Bashar Assad won 97.29 percent of the votes in Monday's nationwide referendum, becoming Syria's 16th president, Interior Minister Mohammed Harbah said Tuesday, reported AFP.
Syrians flocked Monday to polling stations around the country to endorse Assad as the country's new president following the death of his father, Hafez Assad, last month.
So great was the turnout that polling was extended by three hours to 2200 local time (1900 GMT), said BBC.online.
Bashar's swift rise to power was smoothed by the endorsement of the country's political and military elites.

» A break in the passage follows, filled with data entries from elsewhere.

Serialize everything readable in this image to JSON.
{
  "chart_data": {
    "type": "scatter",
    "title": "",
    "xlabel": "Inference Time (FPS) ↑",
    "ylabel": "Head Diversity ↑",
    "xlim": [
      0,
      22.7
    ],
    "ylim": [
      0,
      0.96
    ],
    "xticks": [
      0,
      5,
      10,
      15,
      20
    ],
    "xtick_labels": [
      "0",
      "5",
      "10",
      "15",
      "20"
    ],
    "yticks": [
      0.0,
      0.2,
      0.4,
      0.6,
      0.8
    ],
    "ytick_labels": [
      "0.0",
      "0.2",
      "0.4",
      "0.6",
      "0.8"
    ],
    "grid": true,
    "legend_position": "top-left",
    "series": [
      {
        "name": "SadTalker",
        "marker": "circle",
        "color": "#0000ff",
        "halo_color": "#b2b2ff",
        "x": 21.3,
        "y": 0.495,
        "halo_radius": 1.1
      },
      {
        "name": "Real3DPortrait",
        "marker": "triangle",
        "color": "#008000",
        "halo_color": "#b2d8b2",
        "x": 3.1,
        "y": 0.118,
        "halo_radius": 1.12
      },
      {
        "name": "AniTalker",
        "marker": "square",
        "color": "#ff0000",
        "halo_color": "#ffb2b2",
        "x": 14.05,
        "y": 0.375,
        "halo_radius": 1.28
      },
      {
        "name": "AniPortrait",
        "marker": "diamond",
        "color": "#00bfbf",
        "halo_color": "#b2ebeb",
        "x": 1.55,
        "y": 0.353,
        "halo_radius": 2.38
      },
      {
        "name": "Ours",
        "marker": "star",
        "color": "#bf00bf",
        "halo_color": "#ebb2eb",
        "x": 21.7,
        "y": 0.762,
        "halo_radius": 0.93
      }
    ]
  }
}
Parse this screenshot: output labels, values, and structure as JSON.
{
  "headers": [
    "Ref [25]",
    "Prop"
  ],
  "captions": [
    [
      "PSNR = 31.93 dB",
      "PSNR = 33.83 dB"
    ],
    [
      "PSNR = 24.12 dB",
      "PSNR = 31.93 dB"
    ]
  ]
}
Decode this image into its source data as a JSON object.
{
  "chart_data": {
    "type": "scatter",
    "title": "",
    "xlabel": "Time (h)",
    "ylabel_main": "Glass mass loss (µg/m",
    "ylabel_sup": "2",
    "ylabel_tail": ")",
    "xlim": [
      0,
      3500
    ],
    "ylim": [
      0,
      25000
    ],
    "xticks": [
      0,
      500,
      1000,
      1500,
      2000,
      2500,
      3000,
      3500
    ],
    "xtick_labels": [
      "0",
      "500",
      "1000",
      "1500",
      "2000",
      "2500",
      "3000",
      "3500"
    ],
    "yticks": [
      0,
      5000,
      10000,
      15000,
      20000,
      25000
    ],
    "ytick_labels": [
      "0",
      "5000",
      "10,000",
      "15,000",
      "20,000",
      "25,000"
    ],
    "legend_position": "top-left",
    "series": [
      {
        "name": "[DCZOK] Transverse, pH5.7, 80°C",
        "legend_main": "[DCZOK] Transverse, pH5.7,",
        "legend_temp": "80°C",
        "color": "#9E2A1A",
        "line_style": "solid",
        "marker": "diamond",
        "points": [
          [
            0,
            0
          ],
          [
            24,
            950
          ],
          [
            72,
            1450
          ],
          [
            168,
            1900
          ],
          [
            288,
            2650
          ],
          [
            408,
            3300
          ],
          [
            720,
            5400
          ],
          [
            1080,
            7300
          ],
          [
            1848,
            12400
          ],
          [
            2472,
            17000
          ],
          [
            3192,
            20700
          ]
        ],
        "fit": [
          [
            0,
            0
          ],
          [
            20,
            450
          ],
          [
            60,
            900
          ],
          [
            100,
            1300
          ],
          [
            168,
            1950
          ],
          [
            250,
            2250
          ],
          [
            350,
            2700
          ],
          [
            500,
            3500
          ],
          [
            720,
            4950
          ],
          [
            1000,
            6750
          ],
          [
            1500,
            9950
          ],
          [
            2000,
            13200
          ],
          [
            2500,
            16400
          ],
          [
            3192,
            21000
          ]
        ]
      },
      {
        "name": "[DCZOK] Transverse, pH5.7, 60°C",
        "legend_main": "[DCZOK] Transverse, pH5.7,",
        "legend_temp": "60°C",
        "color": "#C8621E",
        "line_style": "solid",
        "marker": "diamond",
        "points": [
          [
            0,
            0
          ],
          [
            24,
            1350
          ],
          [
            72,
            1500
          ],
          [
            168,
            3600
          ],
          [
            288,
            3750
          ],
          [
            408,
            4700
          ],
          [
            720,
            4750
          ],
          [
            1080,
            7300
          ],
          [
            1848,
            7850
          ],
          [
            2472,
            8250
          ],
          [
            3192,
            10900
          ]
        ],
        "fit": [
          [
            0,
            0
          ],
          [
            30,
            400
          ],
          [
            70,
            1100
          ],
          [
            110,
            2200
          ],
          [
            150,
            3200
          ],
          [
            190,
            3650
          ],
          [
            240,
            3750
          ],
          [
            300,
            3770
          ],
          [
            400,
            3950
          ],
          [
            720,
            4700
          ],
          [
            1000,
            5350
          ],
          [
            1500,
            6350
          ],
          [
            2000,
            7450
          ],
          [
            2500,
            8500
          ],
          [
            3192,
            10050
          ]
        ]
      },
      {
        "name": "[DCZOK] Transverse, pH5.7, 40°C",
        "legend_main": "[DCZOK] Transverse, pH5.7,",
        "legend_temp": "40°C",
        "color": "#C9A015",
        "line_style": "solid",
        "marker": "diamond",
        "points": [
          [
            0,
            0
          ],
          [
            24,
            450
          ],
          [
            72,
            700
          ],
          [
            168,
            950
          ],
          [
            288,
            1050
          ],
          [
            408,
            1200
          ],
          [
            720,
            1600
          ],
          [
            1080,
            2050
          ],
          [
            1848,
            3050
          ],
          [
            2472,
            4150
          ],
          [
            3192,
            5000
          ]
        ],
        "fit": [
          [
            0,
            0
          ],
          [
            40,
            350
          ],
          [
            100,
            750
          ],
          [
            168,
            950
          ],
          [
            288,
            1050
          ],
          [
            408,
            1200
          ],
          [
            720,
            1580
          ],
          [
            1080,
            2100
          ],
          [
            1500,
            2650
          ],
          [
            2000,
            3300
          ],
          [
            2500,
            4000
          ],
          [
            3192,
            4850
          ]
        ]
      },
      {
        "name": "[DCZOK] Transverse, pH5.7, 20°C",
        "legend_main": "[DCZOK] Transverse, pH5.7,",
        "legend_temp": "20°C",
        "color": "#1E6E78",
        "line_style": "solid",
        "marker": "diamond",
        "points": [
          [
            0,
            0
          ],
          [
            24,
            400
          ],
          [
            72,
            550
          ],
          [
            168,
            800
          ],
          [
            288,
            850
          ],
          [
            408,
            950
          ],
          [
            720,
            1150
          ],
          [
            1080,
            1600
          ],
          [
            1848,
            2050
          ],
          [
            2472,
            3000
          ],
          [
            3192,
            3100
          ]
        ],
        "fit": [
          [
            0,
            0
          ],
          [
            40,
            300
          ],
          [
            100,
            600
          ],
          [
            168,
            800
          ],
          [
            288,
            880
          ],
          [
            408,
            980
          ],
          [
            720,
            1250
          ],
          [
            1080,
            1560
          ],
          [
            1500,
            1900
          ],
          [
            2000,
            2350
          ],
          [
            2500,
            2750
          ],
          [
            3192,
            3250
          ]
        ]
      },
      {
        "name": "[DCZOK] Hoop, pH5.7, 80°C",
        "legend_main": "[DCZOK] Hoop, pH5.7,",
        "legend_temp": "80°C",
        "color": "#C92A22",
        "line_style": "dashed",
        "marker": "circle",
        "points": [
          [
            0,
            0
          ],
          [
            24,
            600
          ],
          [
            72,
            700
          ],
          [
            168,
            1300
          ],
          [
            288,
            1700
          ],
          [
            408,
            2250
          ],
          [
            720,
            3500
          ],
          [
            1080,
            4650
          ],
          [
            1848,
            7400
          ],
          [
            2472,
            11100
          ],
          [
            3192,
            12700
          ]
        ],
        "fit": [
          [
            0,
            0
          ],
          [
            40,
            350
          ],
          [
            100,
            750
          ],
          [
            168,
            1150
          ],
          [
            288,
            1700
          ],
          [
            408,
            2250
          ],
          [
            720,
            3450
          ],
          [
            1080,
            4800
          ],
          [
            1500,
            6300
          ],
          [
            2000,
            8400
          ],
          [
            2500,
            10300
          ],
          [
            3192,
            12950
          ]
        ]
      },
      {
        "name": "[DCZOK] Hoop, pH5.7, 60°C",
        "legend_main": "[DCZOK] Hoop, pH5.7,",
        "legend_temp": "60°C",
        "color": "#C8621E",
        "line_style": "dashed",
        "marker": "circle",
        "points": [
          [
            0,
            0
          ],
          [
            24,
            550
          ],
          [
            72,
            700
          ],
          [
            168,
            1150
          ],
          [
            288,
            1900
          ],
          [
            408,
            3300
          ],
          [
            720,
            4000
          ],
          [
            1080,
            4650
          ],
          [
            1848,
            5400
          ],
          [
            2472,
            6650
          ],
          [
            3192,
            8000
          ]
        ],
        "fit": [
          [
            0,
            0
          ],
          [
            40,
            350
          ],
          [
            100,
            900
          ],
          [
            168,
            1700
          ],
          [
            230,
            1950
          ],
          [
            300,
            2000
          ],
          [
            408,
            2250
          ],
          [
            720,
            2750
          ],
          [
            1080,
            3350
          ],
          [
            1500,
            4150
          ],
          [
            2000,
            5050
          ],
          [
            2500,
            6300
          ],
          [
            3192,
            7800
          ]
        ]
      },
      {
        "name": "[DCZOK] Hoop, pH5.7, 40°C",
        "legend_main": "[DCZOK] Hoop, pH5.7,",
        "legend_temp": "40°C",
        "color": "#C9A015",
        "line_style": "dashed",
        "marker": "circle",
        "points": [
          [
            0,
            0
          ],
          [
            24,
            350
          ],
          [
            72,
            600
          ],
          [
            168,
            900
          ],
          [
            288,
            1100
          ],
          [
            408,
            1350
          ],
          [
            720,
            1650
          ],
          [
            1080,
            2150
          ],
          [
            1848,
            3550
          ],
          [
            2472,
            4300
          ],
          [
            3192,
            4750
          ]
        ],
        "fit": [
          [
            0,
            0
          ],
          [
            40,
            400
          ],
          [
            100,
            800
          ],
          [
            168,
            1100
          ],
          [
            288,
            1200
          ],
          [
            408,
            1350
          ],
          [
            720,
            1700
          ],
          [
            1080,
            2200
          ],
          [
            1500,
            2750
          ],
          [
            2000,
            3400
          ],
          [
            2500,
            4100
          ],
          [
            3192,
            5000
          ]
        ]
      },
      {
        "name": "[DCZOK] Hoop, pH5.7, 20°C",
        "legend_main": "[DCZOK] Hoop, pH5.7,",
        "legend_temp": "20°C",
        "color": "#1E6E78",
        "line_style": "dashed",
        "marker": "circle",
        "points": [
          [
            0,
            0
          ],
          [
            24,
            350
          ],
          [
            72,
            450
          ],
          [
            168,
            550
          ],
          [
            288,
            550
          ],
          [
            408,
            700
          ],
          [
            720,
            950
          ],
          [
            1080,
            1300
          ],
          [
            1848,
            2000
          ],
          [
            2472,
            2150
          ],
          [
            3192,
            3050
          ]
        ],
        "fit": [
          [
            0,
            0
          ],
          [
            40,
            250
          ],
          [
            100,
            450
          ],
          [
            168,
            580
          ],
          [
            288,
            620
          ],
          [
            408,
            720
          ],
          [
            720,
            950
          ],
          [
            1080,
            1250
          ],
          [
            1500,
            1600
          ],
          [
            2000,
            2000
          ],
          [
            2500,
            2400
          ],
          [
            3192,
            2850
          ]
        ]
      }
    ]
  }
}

All of the country's organized groups and parties have issued statements affirming their confidence in Bashar; rallies of support have continued since his father's death.
Counting started immediately after the 11,000 polling stations.
The hundreds of thousands of Syrian workers - and 35,000 troops - in Lebanon voted there on Monday.
The swearing-in ceremony is expected on Thursday.
Bashar voted at his old school amid cheers, hugs and kisses from the students, said the BBC.
He was quoted as saying he voted there because he owed the school a favor.
"A person acquires the elements of success or failure from two sources, the home and the school," he said.
Some voters pricked their thumbs and used their blood to mark "yes" on their ballot papers.
Shortly after the death of Hafez Assad, the country's power elite quickly appointed Bashar to a number of positions to ensure his smooth accession.
But, according to the BBC, Syrians and outside observers are waiting to see whether he has the qualities to lead a state with a history of vicious power struggles, to shake up an entrenched elite by introducing economic reform and easing rigid political control.
"You know that big challenges faced us with the loss of president Assad," Foreign Minister Farouq Shara told reporters as he voted on Monday.
"There has been a lot of betting on the succession, that the absence of Assad would lead to instability and ambiguity. We thank God that all these bets have lost."
Syrian dissidents in exile have said that the Bashar is not the best candidate - he is simply the only candidate, and his election will confirm the principle of a hereditary republic, said the BBC – (Several Sources).